The speech and transcription filenames are of the form:

<langcode><callnumber><type>.wav - compressed waveform data, with 1024
				byte uncompressed SPHERE header

<langcode><callnumber><type>.seg - time-aligned broad phonetic 
                                transcriptions

<langcode><callnumber>.log  - information file containing results of
                                preliminary verification and evaluation 
                                of each call

where:

<langcode> consists of the first two letters of the ten language
	names. E.g. fa (Farsi), vi (Vietnamese), etc.

<callnumber>  positive 3-digit integer (with leading zeros as needed)

<type> any one of:
	nlg - native language 
	clg - common language 
	dow - days of the week
	num - number 0 thru 10
	htl - hometown likes 
	htc - hometown climate 
	roo - room description
	mea - description of most recent meal
	stb - free speech before the tone
	sta - free speech after the tone
The stb (max. duration 50 seconds) and sta (max. 10 seconds) utterances together form the 1-minute free speech portion of each call. The explanation below clarifies the reasons for this breakup into two files.

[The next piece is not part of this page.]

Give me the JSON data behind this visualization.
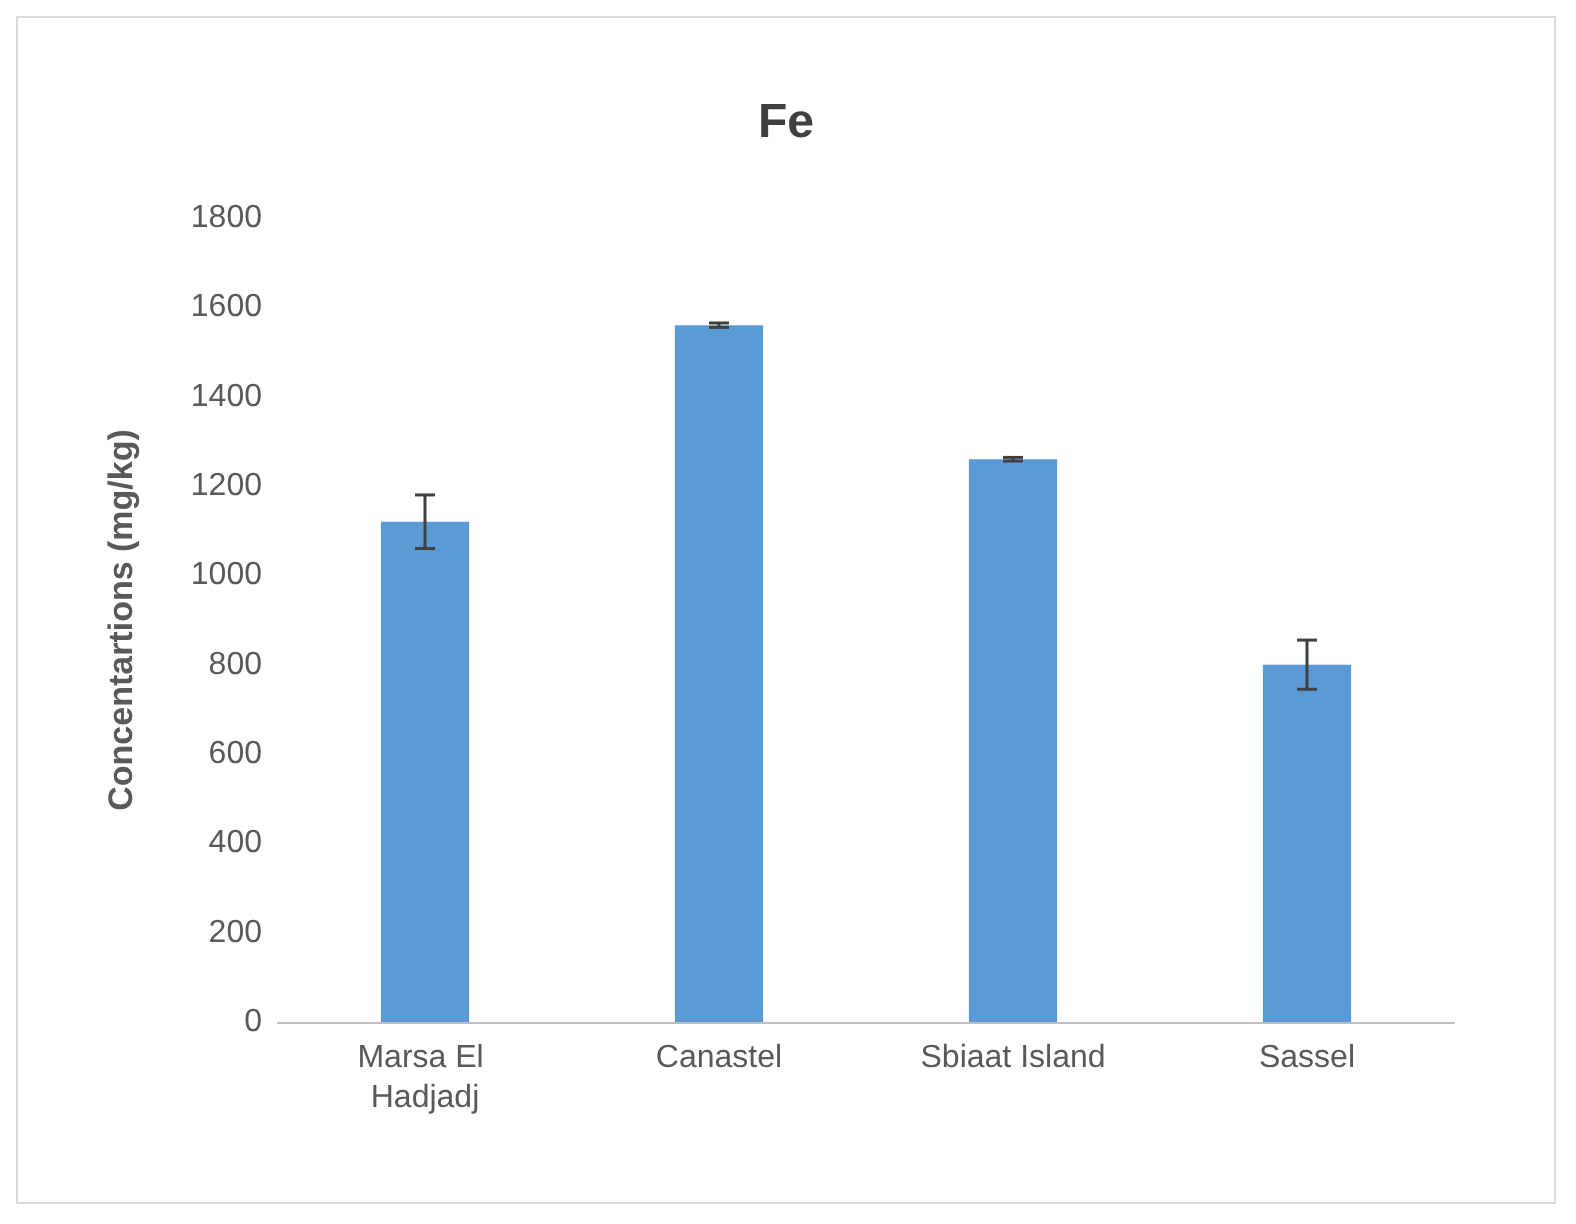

Instead of abruptly cutting off the caller at the end of 1 minute, it was decided, based on trial runs of the recording protocol, to play a "time is up" tone after the first 50 seconds, to inform the caller that (s)he had only 10 seconds left to bring his/her free speech response to a coherent end. Callers were explained the purpose of this tone and were played a sample tone before the actual 1-minute recording began. The software of the Gradient Desklab dictated that the response before and after the tone be recorded in separate files.